-------- Original-Nachricht -------- Betreff: [WI] Call for Papers ECCA 2010 Datum: Tue, 1 Sep 2009 09:37:20 +0200 Von: Stefan Sackmann sackmann@iig.uni-freiburg.de An: wi@aifb.uni-karlsruhe.de
[Our apologies if you receive duplicates of this posting]
+ + + Call for Papers + + +
First Workshop on Economics of Compliance Control and Automation (ECCA 2010)
Submission Deadline: October, 15th 2009
To be held in conjunction with the Fifth International Conference on Availability, Reliability and Security (ARES 2010) http://www.ares-conference.eu. February 15th - 18th, 2010 Andrzej Frycz Modrzewski Cracow College, Krakow, Poland
Achieving compliance to an ever growing number of regulatory requirements, such as reporting practices and treatment of personal information, poses a grand challenge to enterprises of all sizes. Such requirements stipulate the reliable deployment of a number of accountable activities which must be periodically validated by means of third-party audits. To conduct adequate validation in a timely, cost-effective and reliable manner, enterprises are advancing the automation of business process and the corresponding controls.

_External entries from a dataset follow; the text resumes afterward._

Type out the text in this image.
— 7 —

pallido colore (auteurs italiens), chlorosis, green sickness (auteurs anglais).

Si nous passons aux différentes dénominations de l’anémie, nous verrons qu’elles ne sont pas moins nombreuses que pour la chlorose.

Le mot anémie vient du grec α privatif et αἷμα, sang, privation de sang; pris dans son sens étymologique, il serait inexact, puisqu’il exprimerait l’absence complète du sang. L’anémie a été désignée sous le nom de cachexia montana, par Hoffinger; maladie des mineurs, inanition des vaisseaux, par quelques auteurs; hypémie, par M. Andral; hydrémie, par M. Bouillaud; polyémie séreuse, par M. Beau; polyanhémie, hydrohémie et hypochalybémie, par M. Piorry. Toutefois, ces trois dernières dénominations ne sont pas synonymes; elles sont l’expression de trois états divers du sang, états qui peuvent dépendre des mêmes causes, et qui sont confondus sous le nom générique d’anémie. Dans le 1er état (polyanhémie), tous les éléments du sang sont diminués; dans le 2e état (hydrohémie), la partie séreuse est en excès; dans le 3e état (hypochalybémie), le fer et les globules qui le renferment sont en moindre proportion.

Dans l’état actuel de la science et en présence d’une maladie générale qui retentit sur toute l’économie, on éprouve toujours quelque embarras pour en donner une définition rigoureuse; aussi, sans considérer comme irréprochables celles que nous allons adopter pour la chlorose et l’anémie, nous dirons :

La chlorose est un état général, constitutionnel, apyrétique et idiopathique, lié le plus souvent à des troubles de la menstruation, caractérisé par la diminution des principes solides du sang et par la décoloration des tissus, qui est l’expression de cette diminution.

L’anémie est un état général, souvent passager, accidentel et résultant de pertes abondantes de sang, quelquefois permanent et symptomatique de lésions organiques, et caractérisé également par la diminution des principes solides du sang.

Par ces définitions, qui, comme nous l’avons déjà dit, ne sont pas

Controls subsume organizational measures and security mechanisms for enforcing regulatory laws and detecting regulation deviations, opening up the chance to react timely. However, deploying such controls is a challenging task yet not completely understood: Unexpected interactions between controls and business processes might arise, leading to inconsistencies, compliance violations and conflicts with the operative goals of business processes and, thereby, opening up risks. Also, a too restrictive, risk-averse enforcement of regulations is not optimal with regard to the operational use of upcoming technologies, such as service-oriented architectures or cloud computing, since it may hinder the harvesting of their full potential. Addressing these issues is of primary relevance and requires well-founded, cross-disciplinary approaches to reason about and bridge the technical and economical perspectives of the deployment of controls.
The goal of this workshop is to bring together researchers and practitioners working on innovative methods for managing compliance, risk and security. The focus of the workshop is primarily on the integration of economical and technical research, yet it encourages papers with a cross-disciplinary character, encompassing for instance legal and sociological aspects, as well as papers more purely focused on information technology.

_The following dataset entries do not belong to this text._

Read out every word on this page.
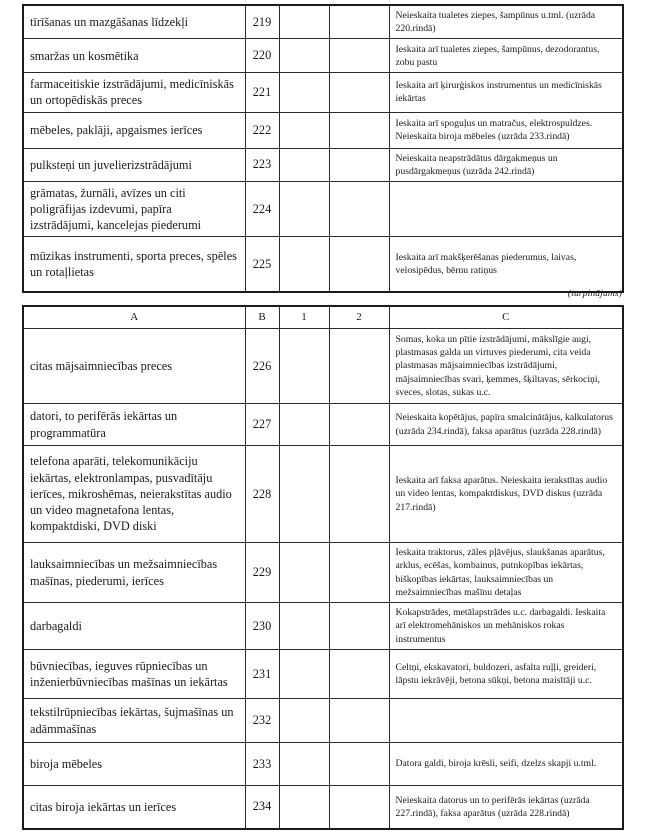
tīrīšanas un mazgāšanas līdzekļi	219			Neieskaita tualetes ziepes, šampūnus u.tml. (uzrāda 220.rindā)
smaržas un kosmētika	220			Ieskaita arī tualetes ziepes, šampūnus, dezodorantus, zobu pastu
farmaceitiskie izstrādājumi, medicīniskās un ortopēdiskās preces	221			Ieskaita arī ķirurģiskos instrumentus un medicīniskās iekārtas
mēbeles, paklāji, apgaismes ierīces	222			Ieskaita arī spoguļus un matračus, elektrospuldzes. Neieskaita biroja mēbeles (uzrāda 233.rindā)
pulksteņi un juvelierizstrādājumi	223			Neieskaita neapstrādātus dārgakmeņus un pusdārgakmeņus (uzrāda 242.rindā)
grāmatas, žurnāli, avīzes un citi poligrāfijas izdevumi, papīra izstrādājumi, kancelejas piederumi	224			
mūzikas instrumenti, sporta preces, spēles un rotaļlietas	225			Ieskaita arī makšķerēšanas piederumus, laivas, velosipēdus, bērnu ratiņus
(turpinājums)
A	B	1	2	C
citas mājsaimniecības preces	226			Somas, koka un pītie izstrādājumi, mākslīgie augi, plastmasas galda un virtuves piederumi, cita veida plastmasas mājsaimniecības izstrādājumi, mājsaimniecības svari, ķemmes, šķiltavas, sērkociņi, sveces, slotas, sukas u.c.
datori, to perifērās iekārtas un programmatūra	227			Neieskaita kopētājus, papīra smalcinātājus, kalkulatorus (uzrāda 234.rindā), faksa aparātus (uzrāda 228.rindā)
telefona aparāti, telekomunikāciju iekārtas, elektronlampas, pusvadītāju ierīces, mikroshēmas, neierakstītas audio un video magnetafona lentas, kompaktdiski, DVD diski	228			Ieskaita arī faksa aparātus. Neieskaita ierakstītas audio un video lentas, kompaktdiskus, DVD diskus (uzrāda 217.rindā)
lauksaimniecības un mežsaimniecības mašīnas, piederumi, ierīces	229			Ieskaita traktorus, zāles pļāvējus, slaukšanas aparātus, arklus, ecēšas, kombainus, putnkopības iekārtas, biškopības iekārtas, lauksaimniecības un mežsaimniecības mašīnu detaļas
darbagaldi	230			Kokapstrādes, metālapstrādes u.c. darbagaldi. Ieskaita arī elektromehāniskos un mehāniskos rokas instrumentus
būvniecības, ieguves rūpniecības un inženierbūvniecības mašīnas un iekārtas	231			Celtņi, ekskavatori, buldozeri, asfalta ruļļi, greideri, lāpstu iekrāvēji, betona sūkņi, betona maisītāji u.c.
tekstilrūpniecības iekārtas, šujmašīnas un adāmmašīnas	232			
biroja mēbeles	233			Datora galdi, biroja krēsli, seifi, dzelzs skapji u.tml.
citas biroja iekārtas un ierīces	234			Neieskaita datorus un to perifērās iekārtas (uzrāda 227.rindā), faksa aparātus (uzrāda 228.rindā)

Submission topics include, but are not limited to: . Process-oriented risk management . Security issues on workflows . Process reconstruction . Accountability and liability . Policy enforcement . Usage control . Audit strategies . Secure logging mechanisms . Monitoring techniques . Implementation experiences
Important dates . Submission Deadline: October, 15th 2009 . Author Notification: November, 01st 2009 . Proceedings Version: November, 14th 2009 . Conference/Workshop: February, 15th - 18th 2010
All accepted papers will be published as ISBN proceedings published by the IEEE Computer Society.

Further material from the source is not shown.